The Charlottetown Curling Club is open and the volunteer board of directors is working hard to get new people involved in the sport of curling. 

Club president Mitch O'Shea says they are planning to recruit new players to the sport to play it recreationally, not competitively. 

"Part of the challenge is just recruiting people to the sport," he said. "Competitive curling in the province is starting to die off."

O'Shea said they are competing with other sports and other venues that rent out space. 

"Part of our draw is that we have two great rental spaces available but there's a lot of other places in Charlottetown that have great spaces as well." 

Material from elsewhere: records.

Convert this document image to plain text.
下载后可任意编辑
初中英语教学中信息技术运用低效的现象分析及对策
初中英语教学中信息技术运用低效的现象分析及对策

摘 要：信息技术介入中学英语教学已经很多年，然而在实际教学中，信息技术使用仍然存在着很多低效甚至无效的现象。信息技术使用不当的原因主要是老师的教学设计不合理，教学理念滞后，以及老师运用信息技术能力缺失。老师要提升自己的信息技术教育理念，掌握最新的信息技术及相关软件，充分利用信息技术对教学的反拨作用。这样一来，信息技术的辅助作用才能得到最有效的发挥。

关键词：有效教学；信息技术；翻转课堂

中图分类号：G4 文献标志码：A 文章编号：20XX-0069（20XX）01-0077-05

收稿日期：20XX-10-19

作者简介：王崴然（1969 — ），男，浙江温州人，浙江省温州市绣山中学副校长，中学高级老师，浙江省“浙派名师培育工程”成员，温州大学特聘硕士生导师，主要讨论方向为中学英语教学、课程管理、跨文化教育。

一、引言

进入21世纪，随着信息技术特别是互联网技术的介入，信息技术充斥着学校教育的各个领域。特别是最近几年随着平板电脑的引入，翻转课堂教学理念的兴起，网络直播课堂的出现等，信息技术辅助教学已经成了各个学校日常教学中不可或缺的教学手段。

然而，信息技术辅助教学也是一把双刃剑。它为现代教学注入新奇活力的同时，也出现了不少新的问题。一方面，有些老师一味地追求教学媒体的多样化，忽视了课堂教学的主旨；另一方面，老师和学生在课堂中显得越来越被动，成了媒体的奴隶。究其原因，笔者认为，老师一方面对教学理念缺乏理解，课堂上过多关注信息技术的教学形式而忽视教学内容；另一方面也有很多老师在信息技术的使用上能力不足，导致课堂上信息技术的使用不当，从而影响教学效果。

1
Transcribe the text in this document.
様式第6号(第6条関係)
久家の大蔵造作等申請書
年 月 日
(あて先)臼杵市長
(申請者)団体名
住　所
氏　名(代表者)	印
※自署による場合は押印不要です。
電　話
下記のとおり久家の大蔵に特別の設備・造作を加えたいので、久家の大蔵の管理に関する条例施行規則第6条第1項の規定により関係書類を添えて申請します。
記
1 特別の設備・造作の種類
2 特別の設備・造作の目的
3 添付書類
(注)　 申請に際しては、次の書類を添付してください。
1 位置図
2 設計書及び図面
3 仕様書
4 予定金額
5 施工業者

O'Shea said while membership is down, it is the norm across the province. But the club is trying some new things to bring players and revenue in for the club.

"We are trying drop-in curling on Friday nights. It's five dollars for non-members." 

The club also offers drink and food specials during the evening drop-in. 

Generate revenue

Two weeks in, O'Shea said it has proven to be popular and growing with some people who have never curled before trying it out or some former curlers coming back for a fun evening. 

O'Shea said the board is looking at other ways to generate revenue and fundraise in order to get ahead financially rather than just scrape by each season. 

A new manager has been hired to help with the operation but O'Shea said everyone else is a volunteer. 

"We need to develop a new model of generating revenue," O'Shea said, "There's a good group of us keeping things going but we could always use more help."